Bei Wölfen hat jeder seine Funktion in der Hierarchie. Der Vize ist der Mann fürs Grobe, der Chef ist der Gütige. Wenn der Vize in die falsche Richtung geht, verwickelt ihn der Chef in eine Balgerei und gibt dabei spielerisch die neue Richtung vor. So hat der Vize vor dem Rudel nicht das Gesicht verloren. Und: Alle sind unauffällig miteinander in Kontakt, auch der Leitwolf. Das wäre auch gut fürs Management, da können wir durchaus etwas lernen. Zum Manager ist man auch geboren, den kann man nicht machen. Und ein guter Vize ist oft kein guter Chef. Ihn automatisch nachrücken zu lassen, ist sicher falsch. Übrigens: In der Hierarchie unten sein, ist nur aus menschlicher Sicht negativ. Tiere fühlen sich in dieser Position gut geschützt.

Sie haben bei Ihren Posten immer auf alleinige Führung bestanden. Warum?

Haben Sie schon einmal von einem Hirschrudel gehört, in dem es zwei Chefs gibt? Oder bei Löwen, bei Pferden? Aber wir sind überzeugt: Wir brauchen einen roten und einen schwarzen Vorstandsdirektor. Oder wie früher in der DDR: einen, der etwas von der Sache versteht, und einen anderen, der auf ihn aufpasst. Bei einer Alleingeschäftsführung wissen Sie als Eigentümer, wen Sie rausschmeißen, wenn es schiefgeht. Bei einer Zwangsehe zwischen zwei Managern wendet jeder der beiden die Hälfte der Zeit dafür auf, den anderen zu bespitzeln und aufzuschreiben, was der andere falsch gemacht hat, damit man am Tag X sagen kann: Der hat es gemacht, ich war es nicht. Trotzdem sucht unser Kulturminister jetzt wieder Zweitgeschäftsführer für die Nationalbibliothek, das Belvedere und das MAK.

Aber ist ein Vieraugenprinzip nicht wichtig für die Kontrolle in Unternehmen? Das fordert auch der Rechnungshof immer wieder.

Prokuristen, doppelte Unterschrift, Innenrevision, Kontrolle – das ist alles in Ordnung, das muss sich ein Topmanager auch gefallen lassen. Aber einer muss das letzte Wort haben. Sonst heißt es: Du willst das, ich will aber das. Dann wird nur noch gefeilscht, gemauschelt oder einander bekriegt. Das gibt es bei den Viechern nicht, das kann man von ihnen lernen. Das einzig Vernünftige ist eine Alleingeschäftsführung. Nie eine Doppelspitze, das ist gegen unsere natürlichen Anlagen, das ist völlig verrückt!

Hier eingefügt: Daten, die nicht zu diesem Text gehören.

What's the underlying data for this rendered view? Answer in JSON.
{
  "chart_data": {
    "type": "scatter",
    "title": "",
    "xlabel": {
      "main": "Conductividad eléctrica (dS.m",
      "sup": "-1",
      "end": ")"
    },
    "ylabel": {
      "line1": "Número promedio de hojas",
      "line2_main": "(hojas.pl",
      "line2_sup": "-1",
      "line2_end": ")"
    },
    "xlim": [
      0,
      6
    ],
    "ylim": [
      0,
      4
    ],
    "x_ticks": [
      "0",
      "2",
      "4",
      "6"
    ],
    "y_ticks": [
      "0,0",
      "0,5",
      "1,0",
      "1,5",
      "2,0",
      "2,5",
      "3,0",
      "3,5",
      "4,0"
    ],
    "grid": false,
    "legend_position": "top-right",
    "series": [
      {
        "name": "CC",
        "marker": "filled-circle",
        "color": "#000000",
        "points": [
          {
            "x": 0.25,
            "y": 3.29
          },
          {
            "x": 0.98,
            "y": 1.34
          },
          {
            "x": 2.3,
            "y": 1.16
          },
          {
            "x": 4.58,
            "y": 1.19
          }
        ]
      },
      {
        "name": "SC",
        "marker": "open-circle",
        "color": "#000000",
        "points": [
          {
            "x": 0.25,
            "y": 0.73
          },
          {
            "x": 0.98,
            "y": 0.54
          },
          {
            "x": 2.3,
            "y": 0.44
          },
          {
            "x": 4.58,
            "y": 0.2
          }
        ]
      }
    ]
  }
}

Sie waren in Ihrer aktiven Zeit in Schönbrunn erfolgreich und in der Öffentlichkeit sehr präsent. Wären Sie nicht gern noch länger Tiergarten-Chef geblieben?

Meine Nachfolgerin, Dagmar Schratter, macht das perfekt. Ich bin heilfroh, dass ich draußen bin. Man sollte maximal zehn bis 15 Jahre im selben Betrieb in der Führungsposition sein. Sonst lebt man nur noch von Routine und Respekt. Man hat dann sein Pulver verschossen. Es müssen dann neue Ideen her. Was die Schratter jetzt macht, das wäre mir bei Gott nicht eingefallen. Ich hätte halt so weitergemacht. Das wäre vielleicht nicht ganz schlecht gewesen. Aber die Sache wäre sehr verflacht.

Was würde wohl Ihr Vater dazu sagen, dass Sie als Tiroler im Burgenland enden?

Wenn man es sich im Leben verbessern kann, muss man es tun. Ich habe dort eine Lebensqualität, die es in Tirol nicht gibt. Die Ruhe, Abgeschiedenheit, ein eigenes Reich auf einem Dreikant-Arkaden-Bauernhof, den ich mir um ein Butterbrot gekauft habe. Und in der Nacht, wenn um zwölf die Straßenlaternen ausgehen, sehe ich die Sterne – so schön wie in Namibia!

Steckbrief

1946
wurde Helmut Pechlaner in Innsbruck geboren.

1966 bis 1972
studierte er an der Veterinärmedizinischen Universität Wien.

1972
begann er seine Tätigkeit im Alpenzoo in Innsbruck und wurde später dessen Direktor.

1992

übernahm er die Leitung des Tiergartens Schönbrunn.

2007

ging er in Pension, ist aber nach wie vor in Funktionen tätig, etwa als WWF-Österreich-Ehrenpräsident.